The novelist Aldous Huxley wrote, somewhat apologetically,“It’s a bit embarrassing to have been concerned with the human problem all one’s life and find at the end that one has no more to offer by way of advice than ‘try to be a little kinder.’”
Jeremy Clarkson’s article about Meghan Markle, evoked from him a kind of apology – after the largest protest to the Independent Press Standards Organisation since its inception in 2014. He said that he had “put his foot in it”. A phrase we usually use when we have unintentionally made a faux pas. I guess he would have thought a true apology to be a sign of weakness. The editor of the Sun must also originally have thought it was worth publishing it.

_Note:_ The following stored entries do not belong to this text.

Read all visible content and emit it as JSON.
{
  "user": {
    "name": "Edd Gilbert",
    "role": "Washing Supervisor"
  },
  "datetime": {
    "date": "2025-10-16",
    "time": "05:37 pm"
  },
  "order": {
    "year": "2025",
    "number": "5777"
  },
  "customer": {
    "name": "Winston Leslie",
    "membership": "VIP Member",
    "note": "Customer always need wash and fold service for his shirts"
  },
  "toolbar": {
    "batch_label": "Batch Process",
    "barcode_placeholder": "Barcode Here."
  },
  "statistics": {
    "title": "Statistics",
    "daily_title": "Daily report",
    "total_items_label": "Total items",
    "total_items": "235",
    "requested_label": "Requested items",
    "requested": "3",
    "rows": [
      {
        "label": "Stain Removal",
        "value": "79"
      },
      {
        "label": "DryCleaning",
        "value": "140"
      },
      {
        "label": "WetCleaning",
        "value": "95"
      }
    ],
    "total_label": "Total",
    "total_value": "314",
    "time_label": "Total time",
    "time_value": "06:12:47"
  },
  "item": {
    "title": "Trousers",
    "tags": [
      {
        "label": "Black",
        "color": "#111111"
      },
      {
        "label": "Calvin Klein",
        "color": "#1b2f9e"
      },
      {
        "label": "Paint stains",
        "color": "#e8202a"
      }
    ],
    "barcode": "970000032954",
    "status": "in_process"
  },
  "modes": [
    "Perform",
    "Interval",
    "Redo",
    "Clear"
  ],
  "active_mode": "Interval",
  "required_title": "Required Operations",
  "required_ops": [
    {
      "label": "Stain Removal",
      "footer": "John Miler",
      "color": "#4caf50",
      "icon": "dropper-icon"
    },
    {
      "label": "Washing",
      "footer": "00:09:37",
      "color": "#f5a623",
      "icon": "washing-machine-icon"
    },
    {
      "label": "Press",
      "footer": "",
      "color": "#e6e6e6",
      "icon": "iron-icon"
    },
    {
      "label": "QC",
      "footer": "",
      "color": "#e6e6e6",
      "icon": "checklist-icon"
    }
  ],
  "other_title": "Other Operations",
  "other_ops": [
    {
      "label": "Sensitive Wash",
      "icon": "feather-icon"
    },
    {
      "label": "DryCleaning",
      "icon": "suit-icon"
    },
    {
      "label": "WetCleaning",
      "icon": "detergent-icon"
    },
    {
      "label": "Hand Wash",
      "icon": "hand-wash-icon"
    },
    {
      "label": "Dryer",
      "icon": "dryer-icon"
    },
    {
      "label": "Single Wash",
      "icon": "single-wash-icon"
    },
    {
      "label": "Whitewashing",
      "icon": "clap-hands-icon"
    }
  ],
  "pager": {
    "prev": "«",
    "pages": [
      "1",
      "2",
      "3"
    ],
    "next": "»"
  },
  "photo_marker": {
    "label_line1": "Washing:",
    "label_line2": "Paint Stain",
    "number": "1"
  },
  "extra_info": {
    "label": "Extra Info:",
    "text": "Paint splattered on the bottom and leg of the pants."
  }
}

Kindness clearly isn’t seen to sell newspapers. Being unkind, sensational and vitriolic, it seems, does. But what encourages someone to write a piece for publication in which they say that they hate someone “on a cellular level”, or they’d like to see them “parade naked through the streets of every town in Britain while crowds chant, ‘Shame’”?
We know that “hurt people hurt”. We know it from our own experience. When we feel hurt, our instinct can be to hurt back. A much bullied Jeremy Clarkson was deeply unhappy at his boarding school. Ultimately he was expelled for “drinking, smoking and generally making a nuisance of himself.” He seems to have continued to act out that persona. He’s made a lot of money, but on the whole that approach doesn’t make for good relationships.
I’d rather go with the Dalai Lama: “Be kind whenever possible. It is always possible.”